We didn't tell the children until after we arrived home.  I did not want to burden them with this news.  I have lived to make their lives as burden-free as possible.  But, I also believed it was their right to know.  Will told them.  Our living room has never been as silent.  I was instantly brought back to my dining room table when I was 11 and my dad was telling us that my mom had cancer.  I automatically remembered details about that day and prayed to God this wasn't scarring my children.  I know they are strong.  That's how I'm raising them to be, right?

I don't blog often of my faith specifically, but here's what I absolutely know to be fact:  God Almighty moves through the power of prayer.  When people go before his throne and petition Him, He listens.  And when you know Him personally, He provides hope that is not of this world.  For this, I am thankful.

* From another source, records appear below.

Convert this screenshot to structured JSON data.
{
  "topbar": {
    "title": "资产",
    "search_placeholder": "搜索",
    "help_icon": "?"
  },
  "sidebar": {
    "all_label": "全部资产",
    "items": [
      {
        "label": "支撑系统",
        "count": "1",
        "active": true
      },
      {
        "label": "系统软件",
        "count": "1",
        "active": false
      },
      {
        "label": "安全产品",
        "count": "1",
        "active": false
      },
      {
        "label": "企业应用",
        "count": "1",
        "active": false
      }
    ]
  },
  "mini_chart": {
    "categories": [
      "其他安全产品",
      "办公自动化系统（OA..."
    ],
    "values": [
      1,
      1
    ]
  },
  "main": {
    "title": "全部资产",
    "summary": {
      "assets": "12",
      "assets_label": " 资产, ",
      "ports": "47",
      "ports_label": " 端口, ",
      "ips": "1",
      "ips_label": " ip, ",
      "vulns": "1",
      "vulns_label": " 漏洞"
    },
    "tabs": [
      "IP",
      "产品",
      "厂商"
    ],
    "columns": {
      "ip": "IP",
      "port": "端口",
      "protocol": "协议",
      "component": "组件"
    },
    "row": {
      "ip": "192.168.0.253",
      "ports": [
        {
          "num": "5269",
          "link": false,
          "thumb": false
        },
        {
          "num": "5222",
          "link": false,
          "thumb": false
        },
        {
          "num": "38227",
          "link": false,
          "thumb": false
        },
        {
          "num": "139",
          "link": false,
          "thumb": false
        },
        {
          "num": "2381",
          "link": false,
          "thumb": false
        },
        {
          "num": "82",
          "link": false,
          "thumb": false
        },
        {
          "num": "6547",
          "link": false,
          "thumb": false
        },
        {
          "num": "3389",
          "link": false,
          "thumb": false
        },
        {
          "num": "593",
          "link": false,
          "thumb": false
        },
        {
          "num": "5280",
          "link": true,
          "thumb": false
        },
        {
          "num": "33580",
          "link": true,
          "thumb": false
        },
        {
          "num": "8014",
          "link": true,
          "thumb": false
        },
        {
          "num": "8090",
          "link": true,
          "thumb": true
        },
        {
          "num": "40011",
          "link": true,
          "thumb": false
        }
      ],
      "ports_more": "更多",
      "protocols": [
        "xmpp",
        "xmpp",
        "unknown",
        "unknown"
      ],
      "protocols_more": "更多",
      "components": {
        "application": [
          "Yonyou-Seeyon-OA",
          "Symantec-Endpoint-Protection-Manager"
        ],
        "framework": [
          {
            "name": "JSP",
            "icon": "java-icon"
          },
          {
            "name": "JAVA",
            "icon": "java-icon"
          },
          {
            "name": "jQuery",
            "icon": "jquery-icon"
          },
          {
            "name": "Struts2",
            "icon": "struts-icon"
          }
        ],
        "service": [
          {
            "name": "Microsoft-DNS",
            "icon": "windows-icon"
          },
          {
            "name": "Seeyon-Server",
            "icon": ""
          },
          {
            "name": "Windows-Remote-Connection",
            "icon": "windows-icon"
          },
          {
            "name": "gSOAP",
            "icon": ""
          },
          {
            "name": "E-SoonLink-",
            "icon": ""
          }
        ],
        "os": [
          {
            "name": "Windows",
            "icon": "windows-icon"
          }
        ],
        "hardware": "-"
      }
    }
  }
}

The cancer has been cut out of my ankle.  Instead of a changing, ugly mole, I'll have a 6-inch scar that declares I'm a survivor.  I'm still waiting to hear if it has spread.  I have an uncanny peace that it hasn't.  What I'm amazed by, truly amazed by, is how many incredible people have stepped forward and provided help and love and support.  I'm the worst ever at asking for help, but people have stepped up in droves saying they are with me and they've showed it.  I have texts, e-mails, cards and flowers proving how amazing all of my friends are.  One of my best friends came over yesterday and said she was talking to someone about me and she told that person, "If you don't just go over and do it, Becky will never ask for help."  I laughed because she knows me so well, but I was truly happy because so many people have done just that:  helped me in my time of need.

I'm always trying to become a better woman no matter what curve balls life throws me, but what I've realized through this is that I have become a better woman because of the people around me.  I am beyond blessed to have a whole network of people, family and friends, who genuinely care for me.  Now that is something cancer can never take from me.  Melanoma did not know that I have an army of people backing me.  I like to believe it will step down and take notice because of all the love.